L’auto-dérision vous permet de dégoupiller la moquerie, mais attention : elle ne doit pas donner le feu vert à vos collègues pour faire de “l’incident” un running gag. Pour passer à autre chose, il faut remplacer le mauvais souvenir (Benzema éjecté de l’équipe de France sur fond de chantage à la sextape) par de meilleurs (Benzema excelle dans les clubs étrangers et nous manque… et marque pendant l’Euro).

Du côté du commun des mortels, ça signifie parler de ses nouveaux projets, des perspectives futures, de votre enthousiasme pour la formation que vous allez suivre (pourquoi pas un training en élocution, tiens ?). Rien d’extraordinaire, juste ce qui montre que vous rebondissez et continuez votre vie et que les autres peuvent eux aussi passer à autre chose.

Conseil n°4 : intégrez l’échec à votre storytelling

Cerise sur le gâteau. Après beaucoup de temps (et plein de réussites), vous pouvez reparler de cet échec en l’intégrant intelligemment à votre storytelling (c’est hyper tendance et ça humanise les grands de ce monde) façon rise-and-fall-and-rise. La condition sine qua none étant : on réveille le volcan endormi uniquement pour un feu d’artifice géant, et non une coulée de lave mollassonne. Autrement dit : l’anecdote n’est utile que si elle exacerbe votre mérite, votre progression ou votre position actuelle, pas si elle fait juste remonter à la surface un fait gênant « pour le fun ».

À dire : comment vous avez vraiment appris le russe après avoir dit à votre client moscovite que vous aimiez beaucoup sa cravate (« kravat » signifie « lit » en russe). À ne pas dire : comment vous avez roulé une pelle dans l’ascenseur au client moscovite qui vous écrit chaque jour depuis…
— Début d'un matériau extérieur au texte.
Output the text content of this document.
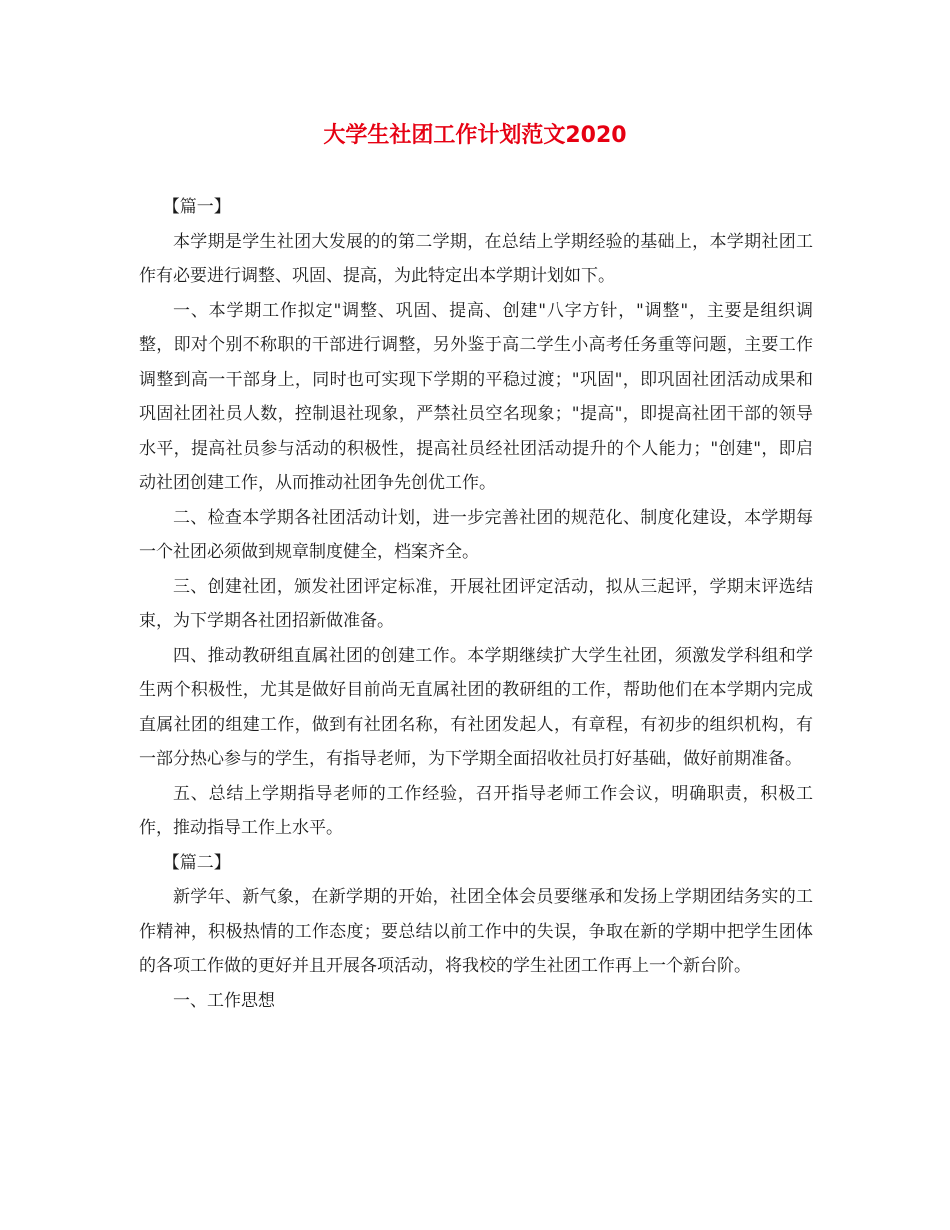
大学生社团工作计划范文2020

【篇一】

本学期是学生社团大发展的的第二学期，在总结上学期经验的基础上，本学期社团工作有必要进行调整、巩固、提高，为此特定出本学期计划如下。

一、本学期工作拟定"调整、巩固、提高、创建"八字方针，"调整"，主要是组织调整，即对个别不称职的干部进行调整，另外鉴于高二学生小高考任务重等问题，主要工作调整到高一干部身上，同时也可实现下学期的平稳过渡；"巩固"，即巩固社团活动成果和巩固社团社员人数，控制退社现象，严禁社员空名现象；"提高"，即提高社团干部的领导水平，提高社员参与活动的积极性，提高社员经社团活动提升的个人能力；"创建"，即启动社团创建工作，从而推动社团争先创优工作。

二、检查本学期各社团活动计划，进一步完善社团的规范化、制度化建设，本学期每一个社团必须做到规章制度健全，档案齐全。

三、创建社团，颁发社团评定标准，开展社团评定活动，拟从三起评，学期末评选结束，为下学期各社团招新做准备。

四、推动教研组直属社团的创建工作。本学期继续扩大学生社团，须激发学科组和学生两个积极性，尤其是做好目前尚无直属社团的教研组的工作，帮助他们在本学期内完成直属社团的组建工作，做到有社团名称，有社团发起人，有章程，有初步的组织机构，有一部分热心参与的学生，有指导老师，为下学期全面招收社员打好基础，做好前期准备。

五、总结上学期指导老师的工作经验，召开指导老师工作会议，明确职责，积极工作，推动指导工作上水平。

【篇二】

新学年、新气象，在新学期的开始，社团全体会员要继承和发扬上学期团结务实的工作精神，积极热情的工作态度；要总结以前工作中的失误，争取在新的学期中把学生团体的各项工作做的更好并且开展各项活动，将我校的学生社团工作再上一个新台阶。

一、工作思想
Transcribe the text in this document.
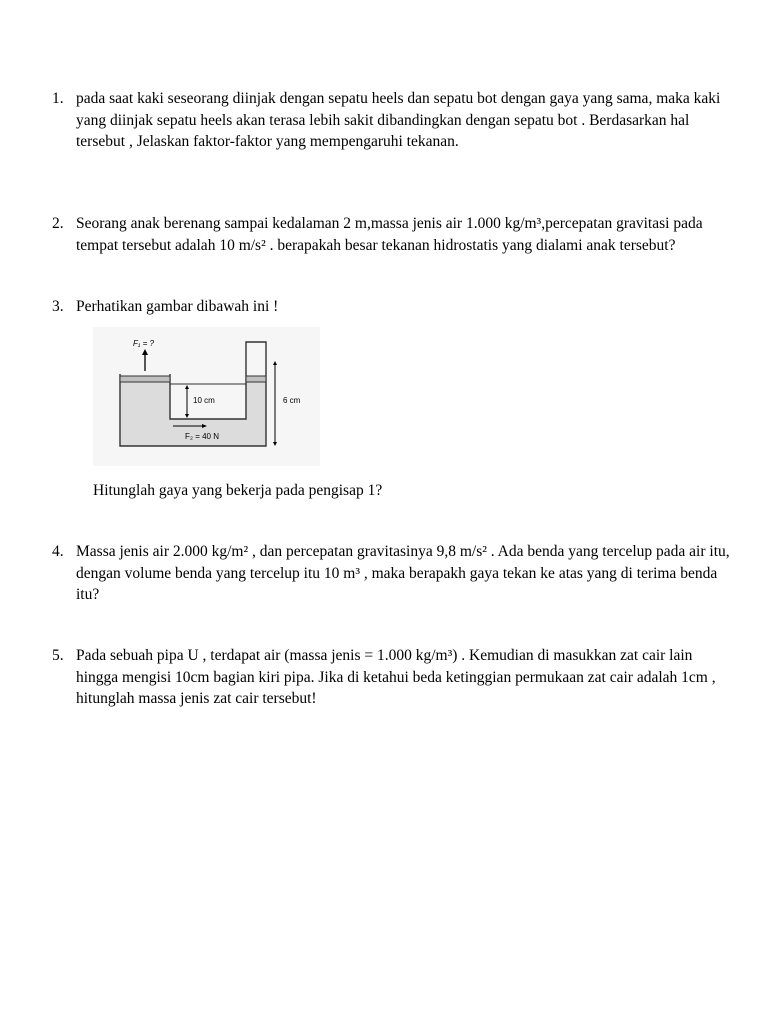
1. pada saat kaki seseorang diinjak dengan sepatu heels dan sepatu bot dengan gaya yang sama, maka kaki yang diinjak sepatu heels akan terasa lebih sakit dibandingkan dengan sepatu bot . Berdasarkan hal tersebut , Jelaskan faktor-faktor yang mempengaruhi tekanan.
2. Seorang anak berenang sampai kedalaman 2 m,massa jenis air 1.000 kg/m³,percepatan gravitasi pada tempat tersebut adalah 10 m/s² . berapakah besar tekanan hidrostatis yang dialami anak tersebut?
3. Perhatikan gambar dibawah ini !
F₁ = ?
10 cm	6 cm
F₂ = 40 N
Hitunglah gaya yang bekerja pada pengisap 1?
4. Massa jenis air 2.000 kg/m² , dan percepatan gravitasinya 9,8 m/s² . Ada benda yang tercelup pada air itu, dengan volume benda yang tercelup itu 10 m³ , maka berapakh gaya tekan ke atas yang di terima benda itu?
5. Pada sebuah pipa U , terdapat air (massa jenis = 1.000 kg/m³) . Kemudian di masukkan zat cair lain hingga mengisi 10cm bagian kiri pipa. Jika di ketahui beda ketinggian permukaan zat cair adalah 1cm , hitunglah massa jenis zat cair tersebut!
Au présent, notre erreur est un fait. Dans le futur, elle sera ce que nous en ferons. Elle peut être une simple anecdote, ou l’un des mots clés qui nous résument. Elle peut être un spectre honteux ou une leçon qui nous fait prendre du recul et mesurer le chemin parcouru. Aux yeux des autres, elle est une mise à l’épreuve de notre vulnérabilité, notre assurance, notre résilience et notre capacité à rebondir. Le fail est une étape professionnelle comme une autre. C’est en gardant la tête haute que vous ne le laissez pas vous tirer définitivement vers le bas.